With the launch of its cloud-agnostic security solution, Microsoft doubled down on the assumption that the multicloud trend is here to stay – and that diplomacy may be a handy, new customer relationship tool.
The company announced last month the extension of its Defender for Cloud security solution to Google Cloud. Today, Defender works natively with each of the top three public cloud platforms – Google, AWS and Azure – across workloads, devices and digital identities, whether a customer uses Azure or not.
"They want to nicely or selfishly make sure that everyone still plays with them," said John Annand, principal research director at Info-Tech Research Group. "They've got the enterprise tools and the enterprise relationships because most people have Office and Windows.

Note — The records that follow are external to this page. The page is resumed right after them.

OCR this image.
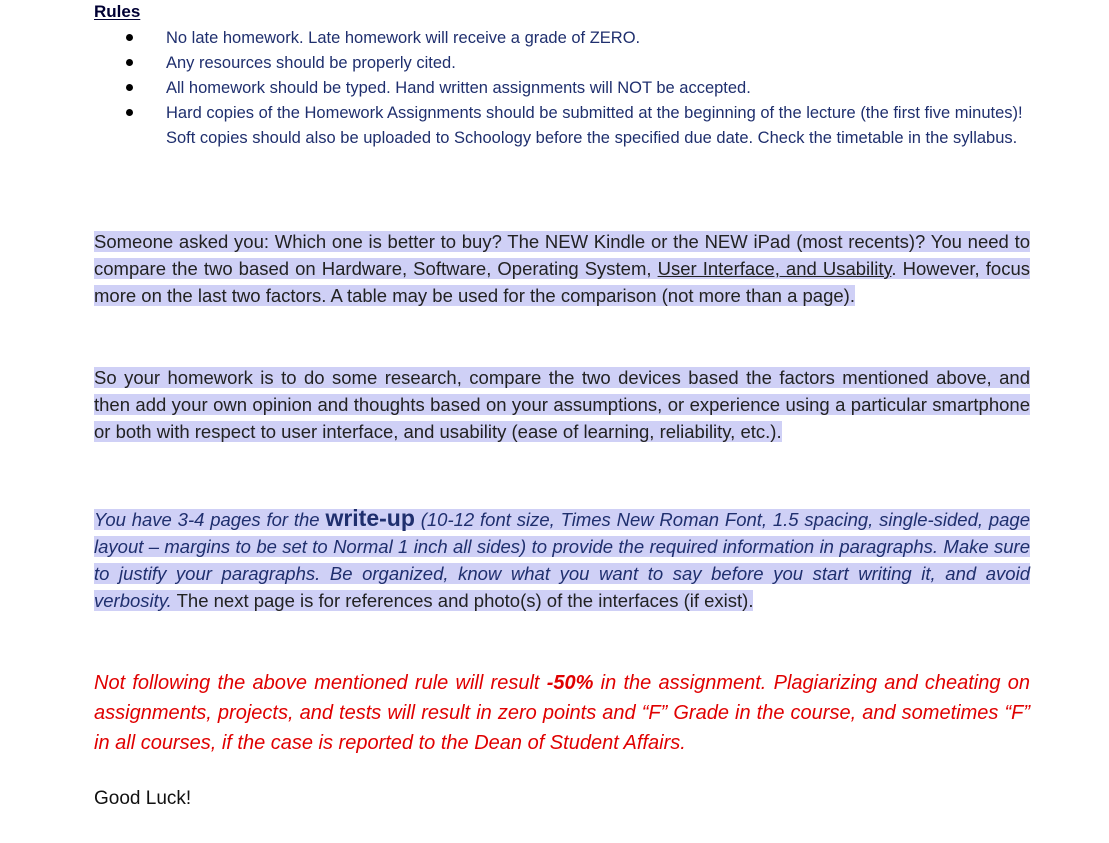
Rules
No late homework. Late homework will receive a grade of ZERO.
Any resources should be properly cited.
All homework should be typed. Hand written assignments will NOT be accepted.
Hard copies of the Homework Assignments should be submitted at the beginning of the lecture (the first five minutes)! Soft copies should also be uploaded to Schoology before the specified due date. Check the timetable in the syllabus.

Someone asked you: Which one is better to buy? The NEW Kindle or the NEW iPad (most recents)? You need to compare the two based on Hardware, Software, Operating System, User Interface, and Usability. However, focus more on the last two factors. A table may be used for the comparison (not more than a page).

So your homework is to do some research, compare the two devices based the factors mentioned above, and then add your own opinion and thoughts based on your assumptions, or experience using a particular smartphone or both with respect to user interface, and usability (ease of learning, reliability, etc.).

You have 3-4 pages for the write-up (10-12 font size, Times New Roman Font, 1.5 spacing, single-sided, page layout – margins to be set to Normal 1 inch all sides) to provide the required information in paragraphs. Make sure to justify your paragraphs. Be organized, know what you want to say before you start writing it, and avoid verbosity. The next page is for references and photo(s) of the interfaces (if exist).

Not following the above mentioned rule will result -50% in the assignment. Plagiarizing and cheating on assignments, projects, and tests will result in zero points and “F” Grade in the course, and sometimes “F” in all courses, if the case is reported to the Dean of Student Affairs.

Good Luck!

So Microsoft is saying, 'We'll give you that cloud configuration management platform.'"
Microsoft's play underscores "the notion of the enterprise being in only one cloud is ridiculous. …The reality is that all companies are going to be in multiple clouds," Annand said.
And Microsoft may not be the last cloud provider to roll out the red carpet for competitors' customers, according to John Wheeler, AuditBoard's senior advisor for risk and technology.
"They all want to get into it because it's a real sticky service for them," Wheeler said. "Most companies are looking at a multicloud approach to avoid concentrating risk with a single provider. So to the extent one can offer a sticky service, they can get more of the customer's dollar."
As companies across industries and sizes accelerate their race to the cloud to gain competitive advantages, speed and agility, they're seeking customized solutions across cloud vendors.
That means a company as small as 500 employees may have one cloud for big-data crunching, another to leverage natural language AI and another for email, Annand said.
Microsoft is keenly aware of the growing angst.
According to a Microsoft-sponsored Harris Poll of cloud-savvy participants who work at companies with at least 250 employees released in January, 73% described managing multicloud environments as "challenging." Half plan to increase their cloud providers in the "next year or so," the research found.
In a blog post announcing the Defender expansion, Vasu Jakkal – Microsoft's corporate vice president over security – described cloud-powered defenses using automation can reduce risk against "inevitable and ever-evolving" cyber risks.
Complexity, of course, is only another factor that motivates CIOs to think differently about establishing end-to-end cloud security.
"Cybercrime is the No. 1 threat facing every business today," Nadella said on the company's most recent earnings call, citing 24 trillion threat signals that Microsoft sees daily.
Revenue from Microsoft's security business soared nearly 45% year over year, topping $15 billion over the past 12 months, he told analysts.
The timing of Microsoft's announcement comes as the company flexes its cloud muscle.
On that same earnings call, Nadella attributed the company's record quarterly earnings partly to "continued strength of the Microsoft Cloud," with new cloud customers including CVS Health, Johnson & Johnson Medical Devices, Kyndryl and Wells Fargo.
A new industry tracking report – the Flexera 2022 State of the Cloud – says that Microsoft Azure is now No. 1, with usage that "met or exceeded" that of Amazon Web Services (AWS). Synergy Research Group estimates Azure accounts for 21% of the cloud market revenue, ahead of Google's 10% but behind AWS' 33%.
Whether Microsoft's play will cost competitors business remains to be seen. The most vulnerable companies, however, are the mid-sized companies that provide cloud management services to corporations, Annand says.
They face risk because Microsoft as a cloud security provider would handle the oversight and best practices that a third party currently handles.
Microsoft could gain an edge by offering discounts for existing customers to buy their cloud security solution, for instance.
"If you're already paying Microsoft for email and one cloud, why not expand the contract? Easy," Annand said.